L'iniziativa, indetta dalle organizzazioni del Comitato Pontino per i SÌ e dal Comitato Laziale 

“VOTA SÌ per fermare il nucleare” -dei quali Legambiente è tra i promotori e gli animatori- ha visto una bella e colorata partecipazione di persone provenienti da tutto il Lazio.
 
La grande partecipazione alla catena umana dimostra che il nucleare si può battere, i cittadini hanno capito bene quanto è pericolosa l'energia atomica, la tragedia giapponese l'ha dimostrato ancora una volta
-ha commentato Lorenzo Parlati,
presidente di Legambiente Lazio-.
Siamo pronti a vincere il referendum del 12 e 13 giugno, con tantissimi sì per fermare il nucleare, l'unica vera risposta contro l'atomo altro che inutili moratorie. 



Dopo questa prima iniziativa che ha rilanciato la mobilitazione dei cittadini, nelle prossime settimane si moltiplicheranno i tavoli informativi e le occasioni di discussione, fino alla nuova manifestazione del 22 maggio a Montalto di Castro”.
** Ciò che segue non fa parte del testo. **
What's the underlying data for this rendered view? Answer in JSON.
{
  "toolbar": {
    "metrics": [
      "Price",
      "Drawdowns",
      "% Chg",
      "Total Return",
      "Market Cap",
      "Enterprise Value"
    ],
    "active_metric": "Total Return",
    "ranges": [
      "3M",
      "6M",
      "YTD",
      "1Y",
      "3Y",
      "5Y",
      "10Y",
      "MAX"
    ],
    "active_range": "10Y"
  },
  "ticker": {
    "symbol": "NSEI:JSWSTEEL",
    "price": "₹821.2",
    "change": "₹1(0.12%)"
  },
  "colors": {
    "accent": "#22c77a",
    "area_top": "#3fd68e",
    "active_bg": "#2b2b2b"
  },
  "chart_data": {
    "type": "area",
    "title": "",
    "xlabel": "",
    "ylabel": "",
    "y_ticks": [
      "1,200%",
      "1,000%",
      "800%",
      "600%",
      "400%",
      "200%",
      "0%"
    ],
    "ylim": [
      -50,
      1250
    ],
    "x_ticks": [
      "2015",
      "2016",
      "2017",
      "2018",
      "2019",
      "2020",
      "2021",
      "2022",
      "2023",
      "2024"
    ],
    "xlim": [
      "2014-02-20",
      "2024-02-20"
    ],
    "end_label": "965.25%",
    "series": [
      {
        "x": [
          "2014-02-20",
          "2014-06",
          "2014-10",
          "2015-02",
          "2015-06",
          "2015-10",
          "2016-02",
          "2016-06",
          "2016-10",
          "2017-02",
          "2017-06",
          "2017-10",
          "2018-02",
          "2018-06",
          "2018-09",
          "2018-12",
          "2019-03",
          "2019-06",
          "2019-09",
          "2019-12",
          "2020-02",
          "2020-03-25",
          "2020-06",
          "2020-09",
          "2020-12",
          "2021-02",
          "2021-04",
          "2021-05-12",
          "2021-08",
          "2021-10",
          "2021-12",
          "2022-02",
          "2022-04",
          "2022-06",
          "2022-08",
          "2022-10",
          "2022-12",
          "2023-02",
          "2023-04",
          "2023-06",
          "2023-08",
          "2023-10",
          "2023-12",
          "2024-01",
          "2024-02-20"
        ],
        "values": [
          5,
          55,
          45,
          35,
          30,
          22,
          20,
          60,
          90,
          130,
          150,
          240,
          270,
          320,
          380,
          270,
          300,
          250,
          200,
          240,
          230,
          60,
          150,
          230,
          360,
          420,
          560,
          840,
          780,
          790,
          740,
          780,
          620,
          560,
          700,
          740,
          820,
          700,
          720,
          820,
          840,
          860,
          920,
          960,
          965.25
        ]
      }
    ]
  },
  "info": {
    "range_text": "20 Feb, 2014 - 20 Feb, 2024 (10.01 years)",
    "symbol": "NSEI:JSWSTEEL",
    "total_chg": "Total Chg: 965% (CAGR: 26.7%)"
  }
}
Il dramma che si sta vivendo in Giappone riapre il serio problema dei materiali radioattivi ancora presenti nelle ex centrali del nostro paese, che per secoli rimarranno pericolosi.
  Proprio a Borgo Sabotino sono terminate le opere murarie del deposito temporaneo di rifiuti radioattivi che accoglierà i manufatti dei rifiuti condizionati presenti nell’impianto e quelli derivanti dalle future attività di decommissioning della centrale ed è anche in costruzione l’edificio dove saranno trattati e cementati i fanghi e gli splitters prodotti durante l’esercizio della centrale.

Mentre ci preoccupano le ricadute della nube radioattiva giapponese, è necessario chiarire immediatamente la situazione dei depositi temporanei di rifiuti radioattivi delle centrali nucleari di Borgo Sabotino e del Garigliano nel Lazio, la Regione deve riconvocare il tavolo cosiddetto della trasparenza con la Sogin che è sparito da tempo -ha dichiarato Cristiana Avenali, direttrice di Legambiente Lazio-. La catena umana di Latina e le iniziative per ricordare i 25 anni trascorsi dal disastro di Chernobyl sono fondamentali per mobilitare i cittadini e coinvolgerli per votare Sì ai referendum, al Governo questa è la risposta che serve”.
 
Legambiente ricorda che sono ben 1.425 le tonnellate di combustibile scaricato dal reattore della centrale di Borgo Sabotino a Latina, ora in Inghilterra per il ritrattamento, ai quali si aggiungono altri 950 metri cubi di rifiuti radioattivi che sarebbero stoccati ancora sul posto. Per la centrale di Garigliano, invece, sono 322 gli elementi di combustibile anch’essi inviati all’estero cui si aggiungono altri 90 metri cubi di materiale radioattivo condizionato con cementazione e 1.150 metri cubi di materiale a bassa attività.
Il successo della due giorni per fermare il nucleare a Latina, organizzata con un vasto comitato di associazioni, è la migliore risposta a chi vuole rilanciare l'atomo -ha dichiarato Alessandro Loreti, presidente di Legambiente Latina-. Nelle prossime settimane ci impegneremo per chiedere risposte sul presente e sul futuro del sito nucleare di Borgo Sabotino, i cittadini vogliono conoscere le informazioni che vengono tenute troppo pericolosamente nascoste”.